Rajah Caruth’s NASCAR Win a ‘Dream Scenario’ for Gaming Push

Rajah Caruth wasn’t supposed to be in victory lane.

The African-American stock car driver, who won NASCAR’s Craftsman Truck Series race in Las Vegas last week, grew up in Washington, D.C., secluded from the world of racing. The 21-year-old didn’t have industry connections or strong financial backing. But his passion for simulated racing games has been fruitful in ways he could never have imagined.

More from

“Gaming is one of the main reasons why I started driving, period,” Caruth said during a phone interview. “It was the only way to practice, get exposed and get better. It was essential to my start to driving and is helping me get better to this day.”

Following in the footsteps of William Byron, another successful online driver turned real-life pro driver, Caruth joined the eNASCAR Ignite Series back in 2018, which provided the young iRacer a shot to prove his capabilities beyond virtual racing. Now a senior at Winston-Salem State, his career has been on the rise ever since racing full-time in Spire’s No. 71 Chevy Silverado this year after competing last season for GMS Racing.

His first career win last week in Las Vegas sheds light on the impact iRacing, a racing simulation video game, is having on NASCAR’s talent pipeline. Caruth’s victory has been celebrated by giants in the racing community like Dale Earnhardt Jr. and celebrities such as Kelly Rowland. He’s the latest example of how online racing training can provide a unique access point into the sport, especially for those facing social, economic and geographic barriers.

“It’s a big asset,” said Caruth, who was featured in documentary Outside Line. “For the most part, racing is a Southeastern or Midwest thing, and if you don’t grow up in those areas or have connections, there’s no way to get in. That limits it to a certain demographic of people, but the accessibility of sim racing makes it to where anybody can do it.”

Caruth became just the third black driver to win a NASCAR National Series race, joining Wendell Scott and Bubba Wallace. Both Wallace and Caruth are both former members of NASCAR’s Drive for Diversity program. Caruth’s historic win last week in Las Vegas comes as the program celebrates its 20th anniversary. His success isn’t just a win for NASCAR’s diversity push but also provides reassurance that its gaming gameplan is effective.

“It’s the dream scenario for us,” NASCAR managing director of gaming & esports Nick Rend said in an interview. “It’s about community building, igniting relationships with drivers and keeping fans engaged when they’re not at the racetrack. … These things are really happening because of our strategy, and it’s amazing to see.”

NASCAR’s official simulation partner iRacing has been around since 2008, but its momentum picked up amid the pandemic as NASCAR used virtual races to remain connected to fans when other major pro sports leagues were shut down. After unlocking new ways to drive fan engagement, NASCAR continues to ramp up gaming to not only grow its talent pool but also galvanize new fans.

“Gaming is more accessible now than it’s ever been,” Rend said. “High-speed internet connections and graphic processors required to recreate high-end simulations are all more affordable than they ever been. … For us, it’s fertile ground to cultivate fan interest and ignite [passion] for future stars.”

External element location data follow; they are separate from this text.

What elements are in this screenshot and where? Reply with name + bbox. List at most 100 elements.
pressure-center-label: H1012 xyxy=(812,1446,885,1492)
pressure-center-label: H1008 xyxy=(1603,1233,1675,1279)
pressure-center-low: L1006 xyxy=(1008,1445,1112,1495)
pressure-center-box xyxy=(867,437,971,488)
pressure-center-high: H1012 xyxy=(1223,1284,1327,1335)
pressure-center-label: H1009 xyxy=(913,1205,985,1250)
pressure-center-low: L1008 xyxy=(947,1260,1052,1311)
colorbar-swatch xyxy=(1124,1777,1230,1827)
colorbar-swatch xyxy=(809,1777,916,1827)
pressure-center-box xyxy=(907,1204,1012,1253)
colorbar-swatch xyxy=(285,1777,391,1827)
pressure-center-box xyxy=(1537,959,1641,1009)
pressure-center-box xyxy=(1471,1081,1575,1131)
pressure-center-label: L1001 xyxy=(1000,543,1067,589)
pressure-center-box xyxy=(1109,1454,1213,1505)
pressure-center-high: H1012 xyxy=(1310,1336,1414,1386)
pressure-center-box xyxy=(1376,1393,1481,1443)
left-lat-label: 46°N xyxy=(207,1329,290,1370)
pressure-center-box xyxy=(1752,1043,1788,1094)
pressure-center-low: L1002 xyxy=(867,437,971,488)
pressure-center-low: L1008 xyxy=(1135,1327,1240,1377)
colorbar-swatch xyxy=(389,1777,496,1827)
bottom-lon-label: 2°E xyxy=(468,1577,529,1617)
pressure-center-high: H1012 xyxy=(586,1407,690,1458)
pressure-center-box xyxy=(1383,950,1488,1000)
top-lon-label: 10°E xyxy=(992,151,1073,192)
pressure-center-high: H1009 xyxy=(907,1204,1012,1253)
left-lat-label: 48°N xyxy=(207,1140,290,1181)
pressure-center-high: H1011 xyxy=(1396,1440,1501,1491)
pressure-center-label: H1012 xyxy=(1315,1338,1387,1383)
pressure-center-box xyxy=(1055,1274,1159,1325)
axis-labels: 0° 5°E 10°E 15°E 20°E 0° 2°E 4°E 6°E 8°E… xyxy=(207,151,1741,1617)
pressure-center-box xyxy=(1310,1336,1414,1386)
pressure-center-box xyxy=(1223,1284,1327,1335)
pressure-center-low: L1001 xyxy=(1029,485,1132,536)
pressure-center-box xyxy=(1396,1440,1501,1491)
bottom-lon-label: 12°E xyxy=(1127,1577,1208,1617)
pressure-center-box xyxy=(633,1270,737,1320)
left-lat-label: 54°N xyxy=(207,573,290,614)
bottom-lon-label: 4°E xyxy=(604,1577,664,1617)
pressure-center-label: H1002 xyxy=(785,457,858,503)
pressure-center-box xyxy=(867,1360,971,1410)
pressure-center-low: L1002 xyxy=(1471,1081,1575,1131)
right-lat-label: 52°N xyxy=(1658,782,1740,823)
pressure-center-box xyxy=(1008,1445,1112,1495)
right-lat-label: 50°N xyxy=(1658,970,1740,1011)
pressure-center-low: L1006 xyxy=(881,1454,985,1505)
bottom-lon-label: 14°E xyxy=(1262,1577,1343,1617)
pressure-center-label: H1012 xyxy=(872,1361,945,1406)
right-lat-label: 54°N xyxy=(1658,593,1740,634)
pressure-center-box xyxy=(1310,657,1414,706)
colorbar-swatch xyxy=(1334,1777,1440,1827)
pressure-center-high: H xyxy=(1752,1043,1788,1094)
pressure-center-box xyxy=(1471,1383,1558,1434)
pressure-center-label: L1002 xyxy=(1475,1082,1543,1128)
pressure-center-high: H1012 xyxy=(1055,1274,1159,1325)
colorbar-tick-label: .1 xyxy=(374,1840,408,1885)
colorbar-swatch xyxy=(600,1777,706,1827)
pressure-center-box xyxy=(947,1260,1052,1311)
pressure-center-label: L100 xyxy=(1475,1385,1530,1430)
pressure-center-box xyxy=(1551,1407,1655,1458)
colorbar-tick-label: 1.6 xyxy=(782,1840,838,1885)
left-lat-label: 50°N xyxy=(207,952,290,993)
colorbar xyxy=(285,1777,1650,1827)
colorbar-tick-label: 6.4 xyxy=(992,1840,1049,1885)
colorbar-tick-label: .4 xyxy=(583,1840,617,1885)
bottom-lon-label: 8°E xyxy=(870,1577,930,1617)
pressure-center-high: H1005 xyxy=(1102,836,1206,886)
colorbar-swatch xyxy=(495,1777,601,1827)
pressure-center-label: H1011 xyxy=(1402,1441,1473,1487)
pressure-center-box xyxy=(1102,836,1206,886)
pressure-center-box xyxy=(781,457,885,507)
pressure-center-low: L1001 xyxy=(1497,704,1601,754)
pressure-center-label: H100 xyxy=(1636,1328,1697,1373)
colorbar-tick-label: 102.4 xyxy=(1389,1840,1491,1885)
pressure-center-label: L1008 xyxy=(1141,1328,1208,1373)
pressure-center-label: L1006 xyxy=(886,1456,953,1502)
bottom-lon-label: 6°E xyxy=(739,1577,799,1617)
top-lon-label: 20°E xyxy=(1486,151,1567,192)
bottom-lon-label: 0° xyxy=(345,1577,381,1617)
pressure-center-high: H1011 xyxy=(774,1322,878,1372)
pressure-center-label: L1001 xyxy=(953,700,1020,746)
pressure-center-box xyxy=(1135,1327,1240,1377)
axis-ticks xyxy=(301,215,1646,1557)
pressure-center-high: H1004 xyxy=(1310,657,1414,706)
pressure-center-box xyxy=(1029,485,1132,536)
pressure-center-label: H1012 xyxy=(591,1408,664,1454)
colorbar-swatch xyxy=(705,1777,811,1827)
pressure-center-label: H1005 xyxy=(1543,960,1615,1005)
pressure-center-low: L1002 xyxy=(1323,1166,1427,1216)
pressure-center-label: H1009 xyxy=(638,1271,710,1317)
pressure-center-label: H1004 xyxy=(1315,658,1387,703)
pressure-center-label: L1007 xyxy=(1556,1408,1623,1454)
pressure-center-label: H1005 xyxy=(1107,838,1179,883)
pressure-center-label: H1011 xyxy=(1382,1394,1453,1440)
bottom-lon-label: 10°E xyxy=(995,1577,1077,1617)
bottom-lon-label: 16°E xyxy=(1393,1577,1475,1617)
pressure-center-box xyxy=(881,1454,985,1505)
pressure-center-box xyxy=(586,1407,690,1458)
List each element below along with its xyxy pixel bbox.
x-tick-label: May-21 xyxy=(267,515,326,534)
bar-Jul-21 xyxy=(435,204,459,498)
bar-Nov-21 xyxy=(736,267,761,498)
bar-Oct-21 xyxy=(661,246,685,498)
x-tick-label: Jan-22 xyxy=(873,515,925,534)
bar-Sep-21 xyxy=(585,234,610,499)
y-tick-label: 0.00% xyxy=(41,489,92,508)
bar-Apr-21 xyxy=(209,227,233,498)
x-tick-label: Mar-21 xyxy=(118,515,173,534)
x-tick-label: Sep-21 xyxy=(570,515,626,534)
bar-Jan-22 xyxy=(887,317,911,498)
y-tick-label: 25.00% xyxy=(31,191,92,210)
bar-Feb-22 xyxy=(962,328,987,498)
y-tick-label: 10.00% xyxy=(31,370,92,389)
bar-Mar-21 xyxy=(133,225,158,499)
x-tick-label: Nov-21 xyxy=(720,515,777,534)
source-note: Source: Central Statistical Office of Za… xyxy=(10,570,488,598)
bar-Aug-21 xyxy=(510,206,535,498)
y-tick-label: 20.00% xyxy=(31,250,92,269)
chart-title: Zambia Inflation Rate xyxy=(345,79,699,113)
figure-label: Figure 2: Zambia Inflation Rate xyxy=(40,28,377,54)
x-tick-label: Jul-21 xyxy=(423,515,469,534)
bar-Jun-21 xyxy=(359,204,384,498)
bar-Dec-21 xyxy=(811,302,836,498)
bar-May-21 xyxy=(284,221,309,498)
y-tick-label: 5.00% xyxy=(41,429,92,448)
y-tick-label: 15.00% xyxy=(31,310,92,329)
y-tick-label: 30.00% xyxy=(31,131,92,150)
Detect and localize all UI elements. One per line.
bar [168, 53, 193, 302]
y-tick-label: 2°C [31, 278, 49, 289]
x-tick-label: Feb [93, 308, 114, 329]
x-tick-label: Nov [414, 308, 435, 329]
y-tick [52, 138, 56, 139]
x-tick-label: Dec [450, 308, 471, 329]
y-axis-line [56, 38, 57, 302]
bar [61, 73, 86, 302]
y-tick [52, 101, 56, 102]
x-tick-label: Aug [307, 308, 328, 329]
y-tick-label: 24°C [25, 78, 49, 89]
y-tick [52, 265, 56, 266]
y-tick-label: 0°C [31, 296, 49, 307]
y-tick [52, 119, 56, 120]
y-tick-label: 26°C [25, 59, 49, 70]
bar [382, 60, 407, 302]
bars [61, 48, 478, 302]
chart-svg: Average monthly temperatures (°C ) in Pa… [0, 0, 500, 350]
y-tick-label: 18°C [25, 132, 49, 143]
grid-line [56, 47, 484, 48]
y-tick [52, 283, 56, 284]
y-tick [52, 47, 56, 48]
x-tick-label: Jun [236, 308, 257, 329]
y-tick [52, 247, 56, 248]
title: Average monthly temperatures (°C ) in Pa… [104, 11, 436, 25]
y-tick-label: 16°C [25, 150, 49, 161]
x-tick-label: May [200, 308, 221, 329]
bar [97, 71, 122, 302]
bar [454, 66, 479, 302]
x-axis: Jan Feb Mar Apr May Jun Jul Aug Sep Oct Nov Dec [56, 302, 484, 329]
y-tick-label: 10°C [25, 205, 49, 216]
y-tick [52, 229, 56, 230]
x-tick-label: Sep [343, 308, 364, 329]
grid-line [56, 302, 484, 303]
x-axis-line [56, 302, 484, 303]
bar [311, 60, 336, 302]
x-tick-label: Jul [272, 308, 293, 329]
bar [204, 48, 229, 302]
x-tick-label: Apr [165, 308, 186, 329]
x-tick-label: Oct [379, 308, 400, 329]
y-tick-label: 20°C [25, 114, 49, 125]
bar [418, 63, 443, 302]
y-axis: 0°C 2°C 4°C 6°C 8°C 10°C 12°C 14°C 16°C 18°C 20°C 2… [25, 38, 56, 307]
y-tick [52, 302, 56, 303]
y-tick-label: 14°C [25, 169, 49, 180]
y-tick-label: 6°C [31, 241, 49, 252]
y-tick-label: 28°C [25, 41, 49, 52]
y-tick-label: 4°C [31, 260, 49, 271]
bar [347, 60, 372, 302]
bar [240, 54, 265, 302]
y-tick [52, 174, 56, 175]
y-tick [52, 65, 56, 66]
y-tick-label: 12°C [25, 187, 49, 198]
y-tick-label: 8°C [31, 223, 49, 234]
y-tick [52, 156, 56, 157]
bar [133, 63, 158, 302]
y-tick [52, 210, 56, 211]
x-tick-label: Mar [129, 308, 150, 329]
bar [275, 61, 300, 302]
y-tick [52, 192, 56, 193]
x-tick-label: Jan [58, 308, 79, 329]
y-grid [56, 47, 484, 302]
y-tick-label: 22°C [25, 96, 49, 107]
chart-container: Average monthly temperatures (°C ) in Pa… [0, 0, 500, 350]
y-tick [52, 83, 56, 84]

The promotion’s efforts go beyond the desktop, too, as iRacing recently acquired the necessary NASCAR license to produce a simulation-style console game which will be released next year. In the meantime, Caruth is focusing on the truck season and making it into the Craftsman series playoffs in November, while he polishes his skills online—all in service of eventually jumping up to the elite NASCAR Cup series.

“The goal is to eventually race on Sundays, and I can’t get there without being successful at this level,” he said. “My immediate focus lies on having the best truck season we can and making it to the Final Four.”